A prompt is an interface, not an essay

Most prompt advice assumes you have a big model and infinite patience. On a live phone call you have neither. You’re handing a small, fast instruct model a split-second decision (is this a person or a voicemail? is the caller done talking?) and every extra token is latency the caller feels.

I spent a while in a tight loop tuning one of these prompts, and the thing that finally worked was a mindset shift: stop writing the prompt like an essay and start treating it like an interface. I came out the other side with a prompt roughly half the size that was more accurate. Here’s what actually moved the needle.

Put the decisive instruction first

Small instruct models latch onto the first concrete directive they see. If the single most important thing, “answer with exactly one of these labels”, is buried in paragraph three, the model has already started improvising by the time it gets there. Moving the output contract to the very first line did more for reliability than any amount of explanation lower down.

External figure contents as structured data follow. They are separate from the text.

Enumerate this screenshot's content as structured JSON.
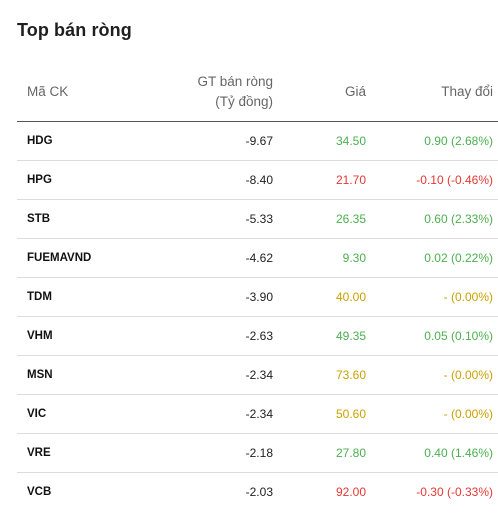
{
  "title": "Top bán ròng",
  "headers": {
    "code": "Mã CK",
    "value_line1": "GT bán ròng",
    "value_line2": "(Tỷ đồng)",
    "price": "Giá",
    "change": "Thay đổi"
  },
  "colors": {
    "up": "#4caf50",
    "down": "#e53935",
    "ref": "#c9a100"
  },
  "rows": [
    {
      "code": "HDG",
      "value": "-9.67",
      "price": "34.50",
      "change": "0.90 (2.68%)",
      "trend": "up"
    },
    {
      "code": "HPG",
      "value": "-8.40",
      "price": "21.70",
      "change": "-0.10 (-0.46%)",
      "trend": "down"
    },
    {
      "code": "STB",
      "value": "-5.33",
      "price": "26.35",
      "change": "0.60 (2.33%)",
      "trend": "up"
    },
    {
      "code": "FUEMAVND",
      "value": "-4.62",
      "price": "9.30",
      "change": "0.02 (0.22%)",
      "trend": "up"
    },
    {
      "code": "TDM",
      "value": "-3.90",
      "price": "40.00",
      "change": "- (0.00%)",
      "trend": "ref"
    },
    {
      "code": "VHM",
      "value": "-2.63",
      "price": "49.35",
      "change": "0.05 (0.10%)",
      "trend": "up"
    },
    {
      "code": "MSN",
      "value": "-2.34",
      "price": "73.60",
      "change": "- (0.00%)",
      "trend": "ref"
    },
    {
      "code": "VIC",
      "value": "-2.34",
      "price": "50.60",
      "change": "- (0.00%)",
      "trend": "ref"
    },
    {
      "code": "VRE",
      "value": "-2.18",
      "price": "27.80",
      "change": "0.40 (1.46%)",
      "trend": "up"
    },
    {
      "code": "VCB",
      "value": "-2.03",
      "price": "92.00",
      "change": "-0.30 (-0.33%)",
      "trend": "down"
    }
  ]
}
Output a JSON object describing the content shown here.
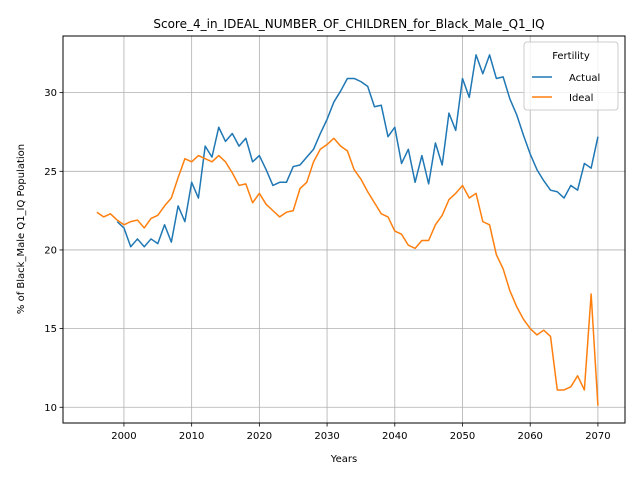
{
  "chart_data": {
    "type": "line",
    "title": "Score_4_in_IDEAL_NUMBER_OF_CHILDREN_for_Black_Male_Q1_IQ",
    "xlabel": "Years",
    "ylabel": "% of Black_Male Q1_IQ Population",
    "xlim": [
      1991,
      2074
    ],
    "ylim": [
      9.0,
      33.6
    ],
    "xticks": [
      2000,
      2010,
      2020,
      2030,
      2040,
      2050,
      2060,
      2070
    ],
    "yticks": [
      10,
      15,
      20,
      25,
      30
    ],
    "grid": true,
    "legend": {
      "title": "Fertility",
      "placement": "top-right"
    },
    "series": [
      {
        "name": "Actual",
        "color": "#1f77b4",
        "x": [
          1999,
          2000,
          2001,
          2002,
          2003,
          2004,
          2005,
          2006,
          2007,
          2008,
          2009,
          2010,
          2011,
          2012,
          2013,
          2014,
          2015,
          2016,
          2017,
          2018,
          2019,
          2020,
          2021,
          2022,
          2023,
          2024,
          2025,
          2026,
          2027,
          2028,
          2029,
          2030,
          2031,
          2032,
          2033,
          2034,
          2035,
          2036,
          2037,
          2038,
          2039,
          2040,
          2041,
          2042,
          2043,
          2044,
          2045,
          2046,
          2047,
          2048,
          2049,
          2050,
          2051,
          2052,
          2053,
          2054,
          2055,
          2056,
          2057,
          2058,
          2059,
          2060,
          2061,
          2062,
          2063,
          2064,
          2065,
          2066,
          2067,
          2068,
          2069,
          2070
        ],
        "values": [
          21.8,
          21.4,
          20.2,
          20.7,
          20.2,
          20.7,
          20.4,
          21.6,
          20.5,
          22.8,
          21.8,
          24.3,
          23.3,
          26.6,
          25.9,
          27.8,
          26.9,
          27.4,
          26.6,
          27.1,
          25.6,
          26.0,
          25.1,
          24.1,
          24.3,
          24.3,
          25.3,
          25.4,
          25.9,
          26.4,
          27.4,
          28.3,
          29.4,
          30.1,
          30.9,
          30.9,
          30.7,
          30.4,
          29.1,
          29.2,
          27.2,
          27.8,
          25.5,
          26.4,
          24.3,
          26.0,
          24.2,
          26.8,
          25.4,
          28.7,
          27.6,
          30.9,
          29.7,
          32.4,
          31.2,
          32.4,
          30.9,
          31.0,
          29.6,
          28.6,
          27.3,
          26.1,
          25.1,
          24.4,
          23.8,
          23.7,
          23.3,
          24.1,
          23.8,
          25.5,
          25.2,
          27.2
        ]
      },
      {
        "name": "Ideal",
        "color": "#ff7f0e",
        "x": [
          1996,
          1997,
          1998,
          1999,
          2000,
          2001,
          2002,
          2003,
          2004,
          2005,
          2006,
          2007,
          2008,
          2009,
          2010,
          2011,
          2012,
          2013,
          2014,
          2015,
          2016,
          2017,
          2018,
          2019,
          2020,
          2021,
          2022,
          2023,
          2024,
          2025,
          2026,
          2027,
          2028,
          2029,
          2030,
          2031,
          2032,
          2033,
          2034,
          2035,
          2036,
          2037,
          2038,
          2039,
          2040,
          2041,
          2042,
          2043,
          2044,
          2045,
          2046,
          2047,
          2048,
          2049,
          2050,
          2051,
          2052,
          2053,
          2054,
          2055,
          2056,
          2057,
          2058,
          2059,
          2060,
          2061,
          2062,
          2063,
          2064,
          2065,
          2066,
          2067,
          2068,
          2069,
          2070
        ],
        "values": [
          22.4,
          22.1,
          22.3,
          21.9,
          21.6,
          21.8,
          21.9,
          21.4,
          22.0,
          22.2,
          22.8,
          23.3,
          24.6,
          25.8,
          25.6,
          26.0,
          25.8,
          25.6,
          26.0,
          25.6,
          24.9,
          24.1,
          24.2,
          23.0,
          23.6,
          22.9,
          22.5,
          22.1,
          22.4,
          22.5,
          23.9,
          24.3,
          25.6,
          26.4,
          26.7,
          27.1,
          26.6,
          26.3,
          25.1,
          24.5,
          23.7,
          23.0,
          22.3,
          22.1,
          21.2,
          21.0,
          20.3,
          20.1,
          20.6,
          20.6,
          21.6,
          22.2,
          23.2,
          23.6,
          24.1,
          23.3,
          23.6,
          21.8,
          21.6,
          19.7,
          18.8,
          17.4,
          16.4,
          15.6,
          15.0,
          14.6,
          14.9,
          14.5,
          11.1,
          11.1,
          11.3,
          12.0,
          11.1,
          17.2,
          10.1
        ]
      }
    ]
  }
}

Reframe judgement as lookup

The biggest failures came from questions that sound simple but are actually asking the model to have taste: “is this utterance complete?” A small model will agonise over that and sometimes stall. The fix was to convert the judgement into something mechanical: “does the last word appear in this set of continuation cues?” Same intent, but now it’s a lookup the model basically can’t get wrong. You’re moving the thinking from runtime into the prompt design, where you can test it.

Flatten the taxonomy

Nested bullet lists with sub-cases read beautifully to a human and confuse a small model. Collapsing a hierarchy into single, flat lines, each with its cue keywords inline, consistently beat the “well-structured” version. When two categories could both apply, an explicit precedence rule (“if both, prefer X”) resolved more real errors than another paragraph of nuance.

Bookend the things that must survive

Long prompts dilute. By the time a model has read tens of thousands of characters of context, the rule you set at the top has faded. Repeating the critical instruction at both the top and the bottom, bookending it, kept it alive through the noise. Cheap, slightly ugly, very effective.

Measure or it didn’t happen

None of this is trustworthy as intuition. I ran every iteration against a fixed evaluation set, multiple times at zero temperature, and watched accuracy and latency together, because it’s easy to “improve” a prompt in a way that helps one case and silently breaks three others. The discipline is boring and it’s the entire game.

The broader point: a prompt for a small model in production isn’t prose you’re trying to make persuasive. It’s an interface contract you’re trying to make unambiguous and cheap. Once I started reviewing prompts the way I review API design, asking what’s the smallest, least surprising thing that can’t be misread, they got shorter and better at the same time.